Tal vez ya les haya contado esta historia. Pasa consulta en Ourense un colega y buen amigo mío que sostiene que, dejando al margen la ingente solidaridad internacional, en nuestro país no debería existir ninguna asociación de este tipo. No es de derechas ni de izquierdas. Simplemente es un hombre sensato y apreciado por sus fieles pacientes. Este controvertido razonamiento suyo se basa en que nuestro estado de bienestar debería responsabilizarse de todos los enfermos y desfavorecidos. Y lo de todos lo pone con mayúscula. Lo enfatiza. Lo arranca del ámbito privado y lo transplanta al campo de lo público. De esta manera, por ejemplo, ningún toxicómano se desengancharía fuera del sistema sanitario. De esta forma, los enfermos de SIDA (o sus familiares y seres queridos) no deberían defender con uñas y dientes unos derechos comunes idénticos a los de otros pacientes (que de antemano cuentan con el necesario apoyo social e institucional). Y los vecinos de un barrio podrían vivir tranquilos sin ponerse en pie de guerra periódicamente porque recelan de quien no deberían temer.
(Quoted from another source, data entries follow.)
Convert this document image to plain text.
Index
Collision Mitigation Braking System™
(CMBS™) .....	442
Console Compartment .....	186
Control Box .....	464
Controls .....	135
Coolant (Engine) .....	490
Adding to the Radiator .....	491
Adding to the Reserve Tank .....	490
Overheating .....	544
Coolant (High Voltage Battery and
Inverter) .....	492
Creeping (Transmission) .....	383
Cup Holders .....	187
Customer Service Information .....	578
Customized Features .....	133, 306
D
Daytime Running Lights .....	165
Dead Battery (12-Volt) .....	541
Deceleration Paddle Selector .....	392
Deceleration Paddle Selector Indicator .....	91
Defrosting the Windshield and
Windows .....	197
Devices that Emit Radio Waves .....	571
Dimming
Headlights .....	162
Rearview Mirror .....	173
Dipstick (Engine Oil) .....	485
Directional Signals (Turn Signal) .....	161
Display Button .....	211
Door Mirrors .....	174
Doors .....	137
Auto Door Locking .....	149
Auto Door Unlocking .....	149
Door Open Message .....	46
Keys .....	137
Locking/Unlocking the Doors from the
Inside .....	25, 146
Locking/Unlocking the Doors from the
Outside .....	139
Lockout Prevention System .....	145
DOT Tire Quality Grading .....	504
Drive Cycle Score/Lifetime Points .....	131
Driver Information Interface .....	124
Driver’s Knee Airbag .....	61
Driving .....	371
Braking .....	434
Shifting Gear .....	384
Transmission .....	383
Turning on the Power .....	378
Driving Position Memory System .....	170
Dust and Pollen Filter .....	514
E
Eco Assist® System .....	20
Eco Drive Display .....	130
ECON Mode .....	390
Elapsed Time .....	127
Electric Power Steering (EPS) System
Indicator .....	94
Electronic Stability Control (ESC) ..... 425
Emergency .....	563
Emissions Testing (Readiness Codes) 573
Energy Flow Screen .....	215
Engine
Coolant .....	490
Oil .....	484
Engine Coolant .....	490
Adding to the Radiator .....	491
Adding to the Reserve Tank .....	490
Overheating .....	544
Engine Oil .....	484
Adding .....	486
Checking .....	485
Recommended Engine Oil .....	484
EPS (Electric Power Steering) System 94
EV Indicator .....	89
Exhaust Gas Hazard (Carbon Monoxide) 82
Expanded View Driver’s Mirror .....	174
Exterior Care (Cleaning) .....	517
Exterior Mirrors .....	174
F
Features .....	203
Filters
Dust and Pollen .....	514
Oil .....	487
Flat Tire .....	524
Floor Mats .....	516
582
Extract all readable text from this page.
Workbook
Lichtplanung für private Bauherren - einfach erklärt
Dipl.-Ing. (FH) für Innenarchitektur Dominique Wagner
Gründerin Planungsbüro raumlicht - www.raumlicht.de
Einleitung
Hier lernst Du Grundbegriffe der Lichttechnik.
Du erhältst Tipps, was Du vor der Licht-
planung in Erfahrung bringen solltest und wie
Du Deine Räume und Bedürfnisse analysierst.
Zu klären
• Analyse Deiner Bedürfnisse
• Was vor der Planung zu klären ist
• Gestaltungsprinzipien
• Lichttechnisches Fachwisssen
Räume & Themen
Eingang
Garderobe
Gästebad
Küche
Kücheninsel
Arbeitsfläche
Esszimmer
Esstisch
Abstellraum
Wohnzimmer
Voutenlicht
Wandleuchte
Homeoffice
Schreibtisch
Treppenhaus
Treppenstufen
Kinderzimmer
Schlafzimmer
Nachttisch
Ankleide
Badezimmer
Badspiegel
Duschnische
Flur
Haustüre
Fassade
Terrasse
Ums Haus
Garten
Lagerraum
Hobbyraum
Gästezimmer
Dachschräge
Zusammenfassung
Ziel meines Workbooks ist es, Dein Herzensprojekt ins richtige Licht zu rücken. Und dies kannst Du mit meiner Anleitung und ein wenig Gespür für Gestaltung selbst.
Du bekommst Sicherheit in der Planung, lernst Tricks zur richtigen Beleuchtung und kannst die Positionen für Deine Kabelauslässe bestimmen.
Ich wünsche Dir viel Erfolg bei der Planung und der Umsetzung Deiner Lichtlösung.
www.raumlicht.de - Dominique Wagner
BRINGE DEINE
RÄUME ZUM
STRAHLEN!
Son necesarias la información, la empatía y la inteligencia emocional, capaz de hacernos sentir bien con nosotros mismos y con los demás. O como diría Daniel Goleman, el inventor de este término afectivo, haría prevalecer a los que progresan y a la vez se llevan bien con toda clase de personas.
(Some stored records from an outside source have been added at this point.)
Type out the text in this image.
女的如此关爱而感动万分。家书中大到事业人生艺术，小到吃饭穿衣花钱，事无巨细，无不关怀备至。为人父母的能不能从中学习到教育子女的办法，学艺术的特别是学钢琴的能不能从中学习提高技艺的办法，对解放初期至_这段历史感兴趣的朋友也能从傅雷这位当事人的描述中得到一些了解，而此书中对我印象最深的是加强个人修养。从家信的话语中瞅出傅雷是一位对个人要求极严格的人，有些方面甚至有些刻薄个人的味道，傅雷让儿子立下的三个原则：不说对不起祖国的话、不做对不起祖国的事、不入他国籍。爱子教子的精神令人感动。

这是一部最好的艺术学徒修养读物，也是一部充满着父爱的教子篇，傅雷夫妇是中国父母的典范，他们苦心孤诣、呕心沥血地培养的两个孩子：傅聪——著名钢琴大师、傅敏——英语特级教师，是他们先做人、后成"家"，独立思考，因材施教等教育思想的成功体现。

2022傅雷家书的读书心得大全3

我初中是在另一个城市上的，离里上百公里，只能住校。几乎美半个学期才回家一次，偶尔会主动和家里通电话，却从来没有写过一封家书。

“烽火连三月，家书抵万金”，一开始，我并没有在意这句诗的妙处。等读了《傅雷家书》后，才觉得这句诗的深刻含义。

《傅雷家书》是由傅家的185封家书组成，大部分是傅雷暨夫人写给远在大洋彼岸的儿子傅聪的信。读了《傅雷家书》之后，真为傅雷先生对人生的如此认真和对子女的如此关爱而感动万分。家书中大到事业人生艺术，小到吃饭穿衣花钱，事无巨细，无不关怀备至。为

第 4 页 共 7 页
Algunos echaban en falta mi apoyo público al Comité Anti-Sida de Ourense. Estimo que no era tan necesario, pues sin duda siempre han contado con mi afecto y reconocimiento. Muchos y mejores les han manifestado su solidaridad y mi testimonio podría resultar redundante y oportunista en estas fechas. No voy a defender yo aquí una labor que se dignifica día a día con su mera existencia. Solamente pretendo reflexionar sobre la tristeza que me producen conflictos innecesarios que se generan por la incomprensión entre los seres humanos, tan cercanos y distantes a la vez, incluso cuando manejamos cuestiones tan espinosas como el sufrimiento de nuestros prójimos. Sostiene Aloysius que en Auriavella hay muchos edificios que podrían restaurarse y cederse para que allí trabajen todas nuestras ONG ourensanas. Propone que muchas subvenciones públicas destinadas al área humanitaria y social consideren la transferencia de los espacios físicos y de los medios materiales necesarios para que la maquinaria del voluntariado sea efectiva (y afectiva) y funcione perfectamente engrasada en un entorno amigable. Y que esa labor se desarrolle siempre de puertas abiertas, pues la desconfianza hacia lo desconocido hace tiempo que se cura con la comprensión (como ya decía Virgilio, uno se cansa de todo menos de comprender).